The helper function stop_and_get_relative_yaw() made this feedback loop possible. It temporarily started a BLE notification handler, sent the STOP command, waited for the Artemis response, and then parsed the returned yaw and error values. If no yaw response was received, the function returned a warning and fell back to a zero-degree turn update. This made the system safer because a missing BLE message would not crash the full route execution.
Overall, this control loop was chosen because it directly used the strongest parts of the robot after hardware debugging: accurate orientation PID, accurate ToF PID, and reliable onboard control. A more complicated localization-heavy or global-planning-heavy architecture was unnecessary for the final route because the robot could already execute each local turn-and-drive segment accurately.
Conclusion
Three runs were used to evaluate the final waypoint-following implementation.
Best Run Before Measured-Angle Update
The first video shows the best performance before the measured-angle update was implemented. In this version, Python assumed the robot reached the ideal commanded angle after each turn. The robot was eventually able to complete the route, but only after an overshot angle caused a reverse bump that physically realigned the robot. This showed that the overall waypoint-following structure was viable, but also confirmed that ideal heading assumptions could accumulate into noticeable path error.
Best Overall Run After True-Angle Update
The second video shows the best overall run after implementing measured-yaw feedback. This run completed the regular path cleanly, with no major incidents. The corresponding data printout shows the actual angle returned after each turn and confirms that the robot’s measured heading was being carried forward between waypoint legs.

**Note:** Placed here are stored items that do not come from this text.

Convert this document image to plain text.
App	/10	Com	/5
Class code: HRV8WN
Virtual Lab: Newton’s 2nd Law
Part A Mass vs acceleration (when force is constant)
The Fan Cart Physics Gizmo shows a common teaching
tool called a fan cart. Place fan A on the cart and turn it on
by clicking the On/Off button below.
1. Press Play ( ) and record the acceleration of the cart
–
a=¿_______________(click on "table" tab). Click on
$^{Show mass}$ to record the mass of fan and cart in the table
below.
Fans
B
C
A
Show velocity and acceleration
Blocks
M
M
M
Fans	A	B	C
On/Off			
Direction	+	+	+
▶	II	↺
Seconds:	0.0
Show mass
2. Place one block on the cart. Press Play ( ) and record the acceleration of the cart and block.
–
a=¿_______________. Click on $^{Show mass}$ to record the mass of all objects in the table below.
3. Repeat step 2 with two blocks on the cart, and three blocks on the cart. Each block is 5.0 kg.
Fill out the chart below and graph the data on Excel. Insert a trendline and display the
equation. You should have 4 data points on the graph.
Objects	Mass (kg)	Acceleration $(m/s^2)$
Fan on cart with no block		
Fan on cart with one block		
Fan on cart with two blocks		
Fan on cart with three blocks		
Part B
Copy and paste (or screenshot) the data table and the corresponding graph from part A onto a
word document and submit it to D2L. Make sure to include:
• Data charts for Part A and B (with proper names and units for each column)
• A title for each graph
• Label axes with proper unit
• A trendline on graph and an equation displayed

Alternate Reverse-Style Path
The third video was added to test whether the same implementation could generalize to a different waypoint sequence. This path was essentially the reverse route, with additional waypoints added to make the sequence more complex. The robot still performed very well, which showed that the final controller was not only tuned for one exact path.

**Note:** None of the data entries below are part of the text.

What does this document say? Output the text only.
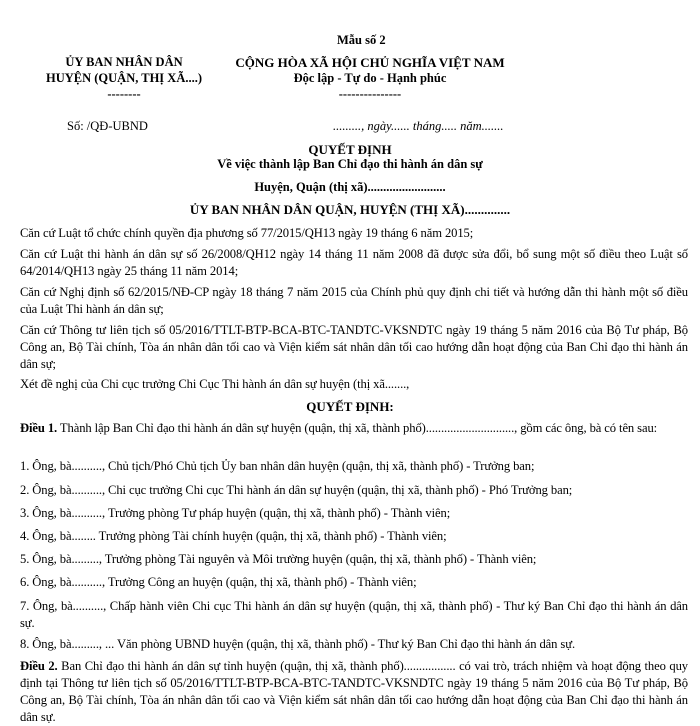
Mẫu số 2
ỦY BAN NHÂN DÂN
HUYỆN (QUẬN, THỊ XÃ....)
--------
CỘNG HÒA XÃ HỘI CHỦ NGHĨA VIỆT NAM
Độc lập - Tự do - Hạnh phúc
---------------
Số: /QĐ-UBND	........., ngày...... tháng..... năm.......
QUYẾT ĐỊNH
Về việc thành lập Ban Chỉ đạo thi hành án dân sự
Huyện, Quận (thị xã).........................
ỦY BAN NHÂN DÂN QUẬN, HUYỆN (THỊ XÃ)..............
Căn cứ Luật tổ chức chính quyền địa phương số 77/2015/QH13 ngày 19 tháng 6 năm 2015;
Căn cứ Luật thi hành án dân sự số 26/2008/QH12 ngày 14 tháng 11 năm 2008 đã được sửa đổi, bổ sung một số điều theo Luật số 64/2014/QH13 ngày 25 tháng 11 năm 2014;
Căn cứ Nghị định số 62/2015/NĐ-CP ngày 18 tháng 7 năm 2015 của Chính phủ quy định chi tiết và hướng dẫn thi hành một số điều của Luật Thi hành án dân sự;
Căn cứ Thông tư liên tịch số 05/2016/TTLT-BTP-BCA-BTC-TANDTC-VKSNDTC ngày 19 tháng 5 năm 2016 của Bộ Tư pháp, Bộ Công an, Bộ Tài chính, Tòa án nhân dân tối cao và Viện kiểm sát nhân dân tối cao hướng dẫn hoạt động của Ban Chỉ đạo thi hành án dân sự;
Xét đề nghị của Chi cục trưởng Chi Cục Thi hành án dân sự huyện (thị xã.......,
QUYẾT ĐỊNH:
Điều 1. Thành lập Ban Chỉ đạo thi hành án dân sự huyện (quận, thị xã, thành phố)............................., gồm các ông, bà có tên sau:
1. Ông, bà.........., Chủ tịch/Phó Chủ tịch Ủy ban nhân dân huyện (quận, thị xã, thành phố) - Trưởng ban;
2. Ông, bà.........., Chi cục trưởng Chi cục Thi hành án dân sự huyện (quận, thị xã, thành phố) - Phó Trưởng ban;
3. Ông, bà.........., Trưởng phòng Tư pháp huyện (quận, thị xã, thành phố) - Thành viên;
4. Ông, bà........ Trưởng phòng Tài chính huyện (quận, thị xã, thành phố) - Thành viên;
5. Ông, bà........., Trưởng phòng Tài nguyên và Môi trường huyện (quận, thị xã, thành phố) - Thành viên;
6. Ông, bà.........., Trưởng Công an huyện (quận, thị xã, thành phố) - Thành viên;
7. Ông, bà.........., Chấp hành viên Chi cục Thi hành án dân sự huyện (quận, thị xã, thành phố) - Thư ký Ban Chỉ đạo thi hành án dân sự.
8. Ông, bà........., ... Văn phòng UBND huyện (quận, thị xã, thành phố) - Thư ký Ban Chỉ đạo thi hành án dân sự.
Điều 2. Ban Chỉ đạo thi hành án dân sự tỉnh huyện (quận, thị xã, thành phố)................. có vai trò, trách nhiệm và hoạt động theo quy định tại Thông tư liên tịch số 05/2016/TTLT-BTP-BCA-BTC-TANDTC-VKSNDTC ngày 19 tháng 5 năm 2016 của Bộ Tư pháp, Bộ Công an, Bộ Tài chính, Tòa án nhân dân tối cao và Viện kiểm sát nhân dân tối cao hướng dẫn hoạt động của Ban Chỉ đạo thi hành án dân sự.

Overall, these runs confirmed that passing the actual measured angle between waypoint legs was the most important software improvement, since it significantly improved reliability while preserving the simplicity and speed of the turn-then-drive strategy. The final implementation successfully used the computer for high-level waypoint sequencing and map-based ToF target calculation, while the Artemis handled real-time orientation and distance PID onboard. This was the right design choice for my robot because, after resoldering the motor drivers, both the orientation PID and ToF PID were accurate and repeatable enough to complete the route without requiring a more complex global planner or localization-heavy implementation.
References
I used previous Fast Robots lab implementations as references for the report structure, and used ChatGPT to transform this report into an HTML file.